A finales de 1950 la Corporación Provincial abrió un
expediente al padre Belda por dejación de sus funciones e irregularidades
cometidas en la administración de permisos. Sin embargo, en vez de corregir su
conducta el padre Belda hizo caso omiso a las órdenes cursadas por el
presidente de la Diputación. Ante la imposibilidad del presidente de la
Corporación Provincial de cesar a un cargo nombrado por el Ministerio adoptó
una medida drástica y traumática. El 7 de julio de 1952 decidió cerrar el
Museo. Verdaderamente, la institución provincial deseaba mantener el museo,
pero siempre y cuando tuviera una Dirección ocupada mediante oposición.
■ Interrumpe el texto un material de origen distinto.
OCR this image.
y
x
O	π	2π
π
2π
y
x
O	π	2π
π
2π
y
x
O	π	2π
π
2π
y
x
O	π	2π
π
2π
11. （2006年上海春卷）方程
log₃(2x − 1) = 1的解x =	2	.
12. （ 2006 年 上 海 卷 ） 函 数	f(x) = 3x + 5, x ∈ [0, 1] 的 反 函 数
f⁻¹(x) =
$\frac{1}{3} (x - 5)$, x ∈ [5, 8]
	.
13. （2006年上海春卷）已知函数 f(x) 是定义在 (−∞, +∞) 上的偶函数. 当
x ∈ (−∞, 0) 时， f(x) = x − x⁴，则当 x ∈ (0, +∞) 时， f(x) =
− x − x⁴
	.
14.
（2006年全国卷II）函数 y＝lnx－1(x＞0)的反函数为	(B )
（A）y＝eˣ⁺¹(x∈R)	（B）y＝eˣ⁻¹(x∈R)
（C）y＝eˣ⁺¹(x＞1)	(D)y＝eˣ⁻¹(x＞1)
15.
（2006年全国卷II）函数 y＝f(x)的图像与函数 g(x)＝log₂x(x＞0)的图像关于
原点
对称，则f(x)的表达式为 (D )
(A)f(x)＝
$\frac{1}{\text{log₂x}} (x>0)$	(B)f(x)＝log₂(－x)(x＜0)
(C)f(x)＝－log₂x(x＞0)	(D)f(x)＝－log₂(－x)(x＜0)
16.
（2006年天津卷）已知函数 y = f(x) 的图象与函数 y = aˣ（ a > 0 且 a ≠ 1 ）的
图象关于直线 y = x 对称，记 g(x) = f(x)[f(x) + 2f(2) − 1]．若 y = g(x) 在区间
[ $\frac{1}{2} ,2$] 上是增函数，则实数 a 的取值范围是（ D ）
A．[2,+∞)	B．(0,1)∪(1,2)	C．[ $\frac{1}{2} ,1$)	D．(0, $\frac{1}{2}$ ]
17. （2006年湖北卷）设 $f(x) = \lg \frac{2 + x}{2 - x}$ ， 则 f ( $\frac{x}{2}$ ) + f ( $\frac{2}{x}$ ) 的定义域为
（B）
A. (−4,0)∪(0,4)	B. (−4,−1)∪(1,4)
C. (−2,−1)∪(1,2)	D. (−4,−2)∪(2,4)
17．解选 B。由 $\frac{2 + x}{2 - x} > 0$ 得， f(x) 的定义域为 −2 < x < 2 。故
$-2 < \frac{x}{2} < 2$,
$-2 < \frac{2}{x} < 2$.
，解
A pesar
de los múltiples intentos que se realizaron para que el padre Belda dimitiera
éste no lo hizo, interponiendo múltiples recursos ante el Ministerio ante su
disconformidad con el nombramiento de Director Honorario y la concesión de una
pensión anual de cierta cuantía. Finalmente la plaza fue otorgada por oposición
el 24 de noviembre de 1965 a Enrique A. Llobregat Conesa.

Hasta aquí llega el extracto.